Neural transplant reduces absence epilepsy seizures in mice
New research from North Carolina State University pinpoints the areas of the cerebral cortex that are affected in mice with absence epilepsy and shows that transplanting embryonic neural cells into these areas can alleviate symptoms of the disease by reducing seizure activity. The work may help identify the areas of the human brain affected in absence epilepsy and lead to new therapies for sufferers.
Absence epilepsy primarily affects children. These seizures differ from "clonic-tonic" seizures in that they don't cause muscle spasms; rather, patients "zone out" or stare into space for a period of time, with no memory of the episode afterward. Around one-third of patients with absence epilepsy fail to respond to medication, demonstrating the complexity of the disease.
NC State neurobiology professor Troy Ghashghaei and colleagues looked at a genetic mouse model for absence epilepsy to determine what was happening in their brains during these seizures. They found that the seizures were accompanied by hyperactivity in the areas of the brain associated with vision and touch – areas referred to as primary visual and primary somatosensory cortices in the occipital and parietal lobes, respectively.
"There are neurons that excite brain activity, and neurons that inhibit activity," Ghashghaei says. "The inhibitory neurons work by secreting an inhibitory neurotransmitter called gamma-aminobutyric acid, or GABA. The 'GABAergic' interneurons were recently shown by others to be defective in the mice with absence seizures, and we surmised that these malfunctioning neurons might be part of the problem, especially in the visual and somatosensory cortical areas."
Ghashghaei's team took embryonic neural stem cells from a part of the developing brain that generates GABAergic interneurons for the cerebral cortex. They harvested these cells from normal mouse embryos and transplanted them into the occipital cortex of the genetic mice with absence seizures. Absence seizure activity in treated animals decreased dramatically, and the mice gained more weight and survived longer than untreated mice.
"This is a profound and remarkably effective first result, and adds to the recent body of evidence that these transplantation treatments can work in mouse models of epilepsy. But we still don't understand the mechanisms behind what the normal inhibitory cells are doing in areas of the visual cortex of absence epileptic mice," Ghashghaei says. "We know that you can get positive results even when a small number of transplanted neurons actually integrate into the cortex of affected mice, which is very interesting. But we don't know how the transplanted cells are connecting with other cells in the cortex and how they alleviate the absence seizures in the mouse model we employed.
"Our next steps will be to explore these questions. In addition, we are very interested in methods being devised by multiple labs around the world to 'reprogram' cells from transplantation patients to generate normal GABAergic and other types of neurons. Once established, this would eliminate the need for embryonic stem cells for this type of treatment. The ultimate goal is to develop new therapies for humans suffering from various forms of epilepsies, especially those for whom drugs do not work."

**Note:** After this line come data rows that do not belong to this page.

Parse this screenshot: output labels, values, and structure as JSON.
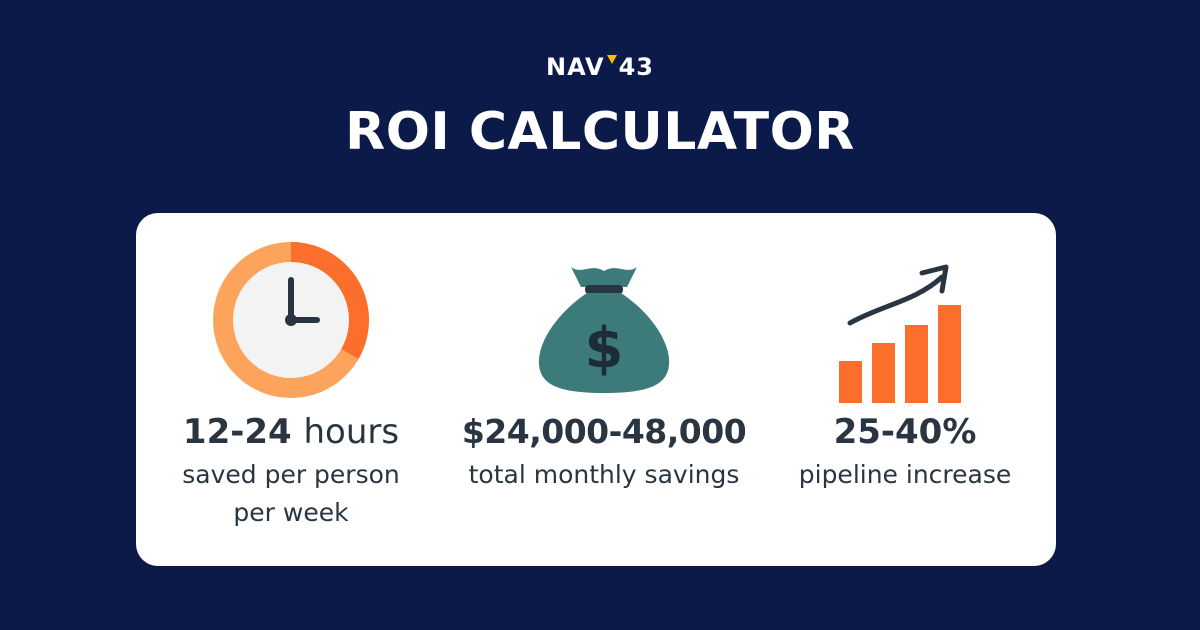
{
  "brand": {
    "logo_left": "NAV",
    "logo_right": "43",
    "mark_color": "#f2c200"
  },
  "title": "ROI CALCULATOR",
  "colors": {
    "background": "#0b1a48",
    "card": "#ffffff",
    "text": "#2a3542",
    "orange": "#fb6e2c",
    "orange_light": "#fca35c",
    "money_bag": "#3d7b7a"
  },
  "stats": [
    {
      "icon": "clock-icon",
      "value_main": "12-24",
      "value_unit": "hours",
      "desc_line1": "saved per person",
      "desc_line2": "per week"
    },
    {
      "icon": "money-bag-icon",
      "value_main": "$24,000-48,000",
      "desc_line1": "total monthly savings"
    },
    {
      "icon": "growth-chart-icon",
      "value_main": "25-40%",
      "desc_line1": "pipeline increase"
    }
  ]
}
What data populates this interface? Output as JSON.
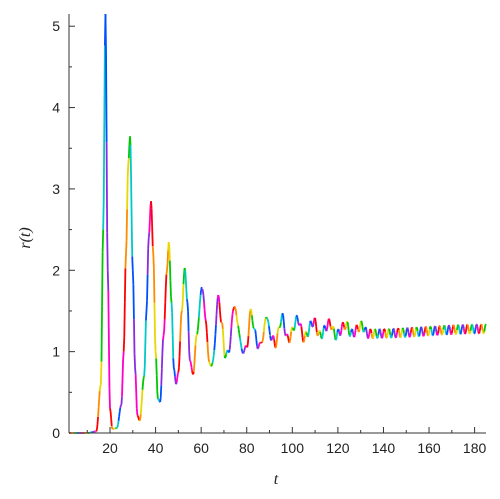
{
  "chart_data": {
    "type": "line",
    "title": "",
    "xlabel": "t",
    "ylabel": "r(t)",
    "xlim": [
      2,
      185
    ],
    "ylim": [
      0,
      5.15
    ],
    "xticks": [
      20,
      40,
      60,
      80,
      100,
      120,
      140,
      160,
      180
    ],
    "yticks": [
      0,
      1,
      2,
      3,
      4,
      5
    ],
    "grid": false,
    "legend": "none",
    "series": [
      {
        "color_mode": "rainbow",
        "points": [
          [
            2,
            0.0
          ],
          [
            10,
            0.0
          ],
          [
            14,
            0.02
          ],
          [
            16,
            0.6
          ],
          [
            17,
            2.5
          ],
          [
            18,
            5.15
          ],
          [
            19,
            2.0
          ],
          [
            20,
            0.3
          ],
          [
            21,
            0.05
          ],
          [
            23,
            0.06
          ],
          [
            25,
            0.35
          ],
          [
            26,
            1.0
          ],
          [
            27,
            2.2
          ],
          [
            28,
            3.3
          ],
          [
            28.8,
            3.65
          ],
          [
            30,
            2.0
          ],
          [
            31,
            0.8
          ],
          [
            32,
            0.22
          ],
          [
            33,
            0.15
          ],
          [
            35,
            0.7
          ],
          [
            36,
            1.5
          ],
          [
            37,
            2.4
          ],
          [
            38,
            2.85
          ],
          [
            39,
            2.2
          ],
          [
            40,
            1.0
          ],
          [
            41,
            0.42
          ],
          [
            42,
            0.38
          ],
          [
            43.5,
            1.2
          ],
          [
            45,
            2.0
          ],
          [
            45.8,
            2.35
          ],
          [
            47,
            1.6
          ],
          [
            48,
            0.8
          ],
          [
            49,
            0.6
          ],
          [
            50,
            0.75
          ],
          [
            51.5,
            1.5
          ],
          [
            52.8,
            2.03
          ],
          [
            54,
            1.6
          ],
          [
            55,
            0.9
          ],
          [
            56.5,
            0.72
          ],
          [
            58,
            1.2
          ],
          [
            60.4,
            1.8
          ],
          [
            62,
            1.4
          ],
          [
            63.5,
            0.85
          ],
          [
            65,
            0.85
          ],
          [
            67.6,
            1.67
          ],
          [
            69,
            1.35
          ],
          [
            70.5,
            0.95
          ],
          [
            72,
            1.0
          ],
          [
            74.6,
            1.58
          ],
          [
            76,
            1.35
          ],
          [
            78,
            1.0
          ],
          [
            80,
            1.05
          ],
          [
            81.8,
            1.5
          ],
          [
            83.5,
            1.25
          ],
          [
            85,
            1.05
          ],
          [
            87,
            1.15
          ],
          [
            88.6,
            1.45
          ],
          [
            90.5,
            1.2
          ],
          [
            92.5,
            1.1
          ],
          [
            95.5,
            1.42
          ],
          [
            98,
            1.15
          ],
          [
            102.5,
            1.4
          ],
          [
            105,
            1.17
          ],
          [
            109.5,
            1.37
          ],
          [
            112,
            1.2
          ],
          [
            116.5,
            1.35
          ],
          [
            119,
            1.2
          ],
          [
            123.5,
            1.33
          ],
          [
            126,
            1.22
          ],
          [
            130.5,
            1.32
          ],
          [
            133,
            1.22
          ],
          [
            185,
            1.28
          ]
        ]
      }
    ]
  }
}
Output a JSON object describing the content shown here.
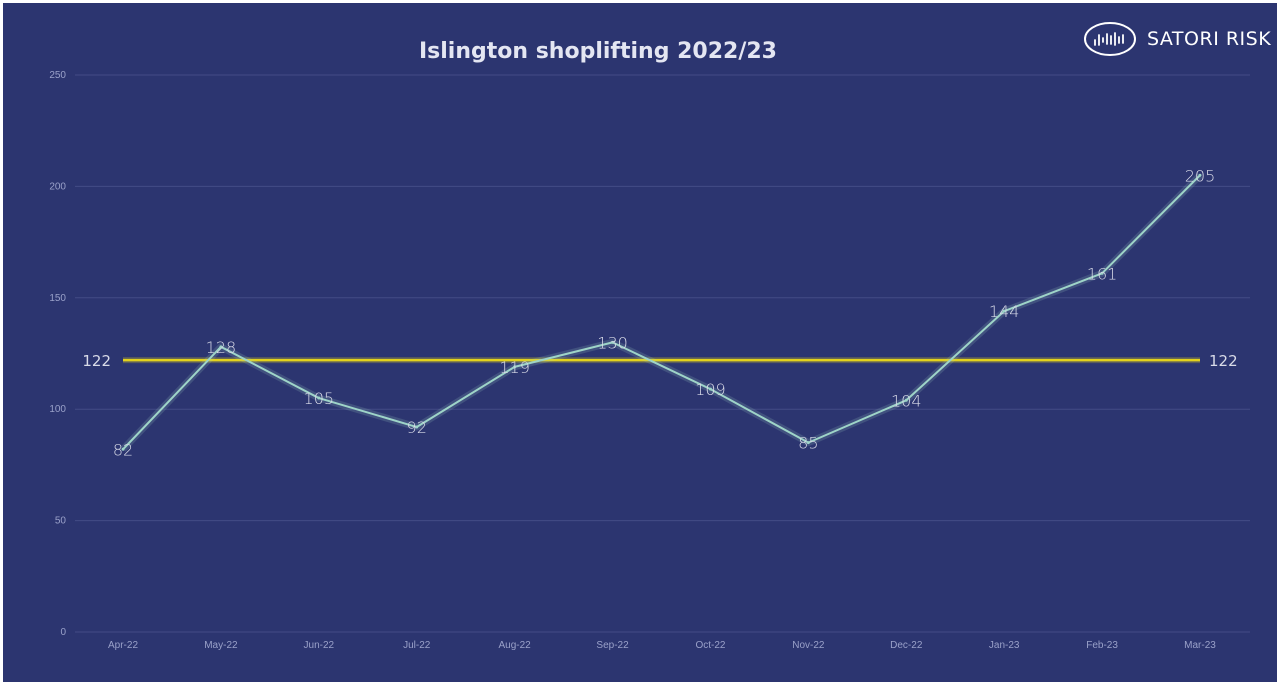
{
  "brand": {
    "name": "SATORI RISK",
    "logo_icon": "satori-risk-logo-icon"
  },
  "colors": {
    "background": "#2c3570",
    "line": "#9ed4c8",
    "reference_line": "#e3d21c",
    "grid": "#434c86"
  },
  "chart_data": {
    "type": "line",
    "title": "Islington shoplifting 2022/23",
    "xlabel": "",
    "ylabel": "",
    "ylim": [
      0,
      250
    ],
    "yticks": [
      0,
      50,
      100,
      150,
      200,
      250
    ],
    "grid": true,
    "categories": [
      "Apr-22",
      "May-22",
      "Jun-22",
      "Jul-22",
      "Aug-22",
      "Sep-22",
      "Oct-22",
      "Nov-22",
      "Dec-22",
      "Jan-23",
      "Feb-23",
      "Mar-23"
    ],
    "series": [
      {
        "values": [
          82,
          128,
          105,
          92,
          119,
          130,
          109,
          85,
          104,
          144,
          161,
          205
        ],
        "data_labels": true
      }
    ],
    "reference_line": {
      "value": 122,
      "label": "122"
    }
  }
}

The research appears online in Cerebral Cortex. The research was partly funded by the National Institutes of Health. Ghashghaei is leader of the Center for Comparative Medicine and Translational Research's comparative neurobiology core in the College of Veterinary Medicine. Co-authors include post-doctoral fellow Mohamed Hammad (now at the University of Southern California), research associate Xuying Zhang, and veterinary student Ryan Bray who began this work through the Veterinary Scholars Program. Stephen Schmidt and Flavio Frohlich, electrophysiologists at the University of North Carolina at Chapel Hill, made important contributions to the work.